Tenho que concordar, servo Brasilino; mas nem tudo é desgraça e se para todos não temos vacina, está atracado no Recife um navio cargueiro com uma tonelada e meia de cacaína.

- bem lembrado, Lord; e o barato de tudo isso, é que além de tudo terminar em pizza, declamam rimas versadas em poesia.

Como assim, não entendo de métrica poética.

- " mas nem tudo é desgraça e se para todos não temos vacina, está atracado no Recife um navio cargueiro com uma tonelada e meia de cacaína." - vistes?

Fabuloso, fabuloso, servo Brasilino!
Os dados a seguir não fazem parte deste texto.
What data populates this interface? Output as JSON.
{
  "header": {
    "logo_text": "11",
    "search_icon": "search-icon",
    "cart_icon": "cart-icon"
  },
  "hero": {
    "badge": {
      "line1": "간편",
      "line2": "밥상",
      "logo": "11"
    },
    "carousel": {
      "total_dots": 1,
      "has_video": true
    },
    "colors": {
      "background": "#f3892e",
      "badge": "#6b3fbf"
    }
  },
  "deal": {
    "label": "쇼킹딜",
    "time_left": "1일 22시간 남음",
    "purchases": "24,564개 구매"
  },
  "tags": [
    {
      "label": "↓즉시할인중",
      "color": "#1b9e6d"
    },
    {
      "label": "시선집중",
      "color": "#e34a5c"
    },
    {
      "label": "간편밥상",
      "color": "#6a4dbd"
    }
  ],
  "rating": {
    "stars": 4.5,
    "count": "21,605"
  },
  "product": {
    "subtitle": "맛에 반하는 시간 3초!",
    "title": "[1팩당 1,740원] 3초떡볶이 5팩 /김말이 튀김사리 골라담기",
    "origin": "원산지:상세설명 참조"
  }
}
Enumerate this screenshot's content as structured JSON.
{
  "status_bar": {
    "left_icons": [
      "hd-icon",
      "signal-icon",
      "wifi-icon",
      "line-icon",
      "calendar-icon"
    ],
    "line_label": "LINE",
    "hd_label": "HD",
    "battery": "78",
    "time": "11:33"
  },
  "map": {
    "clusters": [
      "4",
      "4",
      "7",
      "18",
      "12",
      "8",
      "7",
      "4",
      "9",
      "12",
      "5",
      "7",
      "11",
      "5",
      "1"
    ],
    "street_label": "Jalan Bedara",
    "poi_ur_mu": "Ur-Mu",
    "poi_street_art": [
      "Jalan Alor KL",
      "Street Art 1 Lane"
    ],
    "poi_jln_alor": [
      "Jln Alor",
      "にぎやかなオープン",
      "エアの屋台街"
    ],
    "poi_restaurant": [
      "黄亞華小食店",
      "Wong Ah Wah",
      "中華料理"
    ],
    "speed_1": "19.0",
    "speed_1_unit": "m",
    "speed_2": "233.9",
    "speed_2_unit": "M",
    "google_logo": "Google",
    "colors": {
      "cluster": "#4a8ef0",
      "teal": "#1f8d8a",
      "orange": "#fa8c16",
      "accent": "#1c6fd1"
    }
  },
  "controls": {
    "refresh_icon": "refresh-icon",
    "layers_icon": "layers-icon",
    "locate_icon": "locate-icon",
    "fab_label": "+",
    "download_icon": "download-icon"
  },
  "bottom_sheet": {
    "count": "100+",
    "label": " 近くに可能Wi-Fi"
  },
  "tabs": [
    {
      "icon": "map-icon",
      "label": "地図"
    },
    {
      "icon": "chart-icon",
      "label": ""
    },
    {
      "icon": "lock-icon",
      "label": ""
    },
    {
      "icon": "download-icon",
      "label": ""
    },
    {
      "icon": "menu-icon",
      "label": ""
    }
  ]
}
Estou estupefato...; jamais imaginei a poesia em minhas palavras. Comemoremos, brindemos o novo Olavo Bilac. Mordomo, Nicomênico Gato, por favor, vinho português para dois. Assim que nos for servido e aqui as coisas funcionam, retire a máscara, servo Brasilino. Mas, não se esqueça, mantenha a distância mínima de 5m, longe de mim. Distanciamento combina com postura. Ouso dizer que isolamento e distanciamento, estar off, é ato moral, em um Planeta redundante.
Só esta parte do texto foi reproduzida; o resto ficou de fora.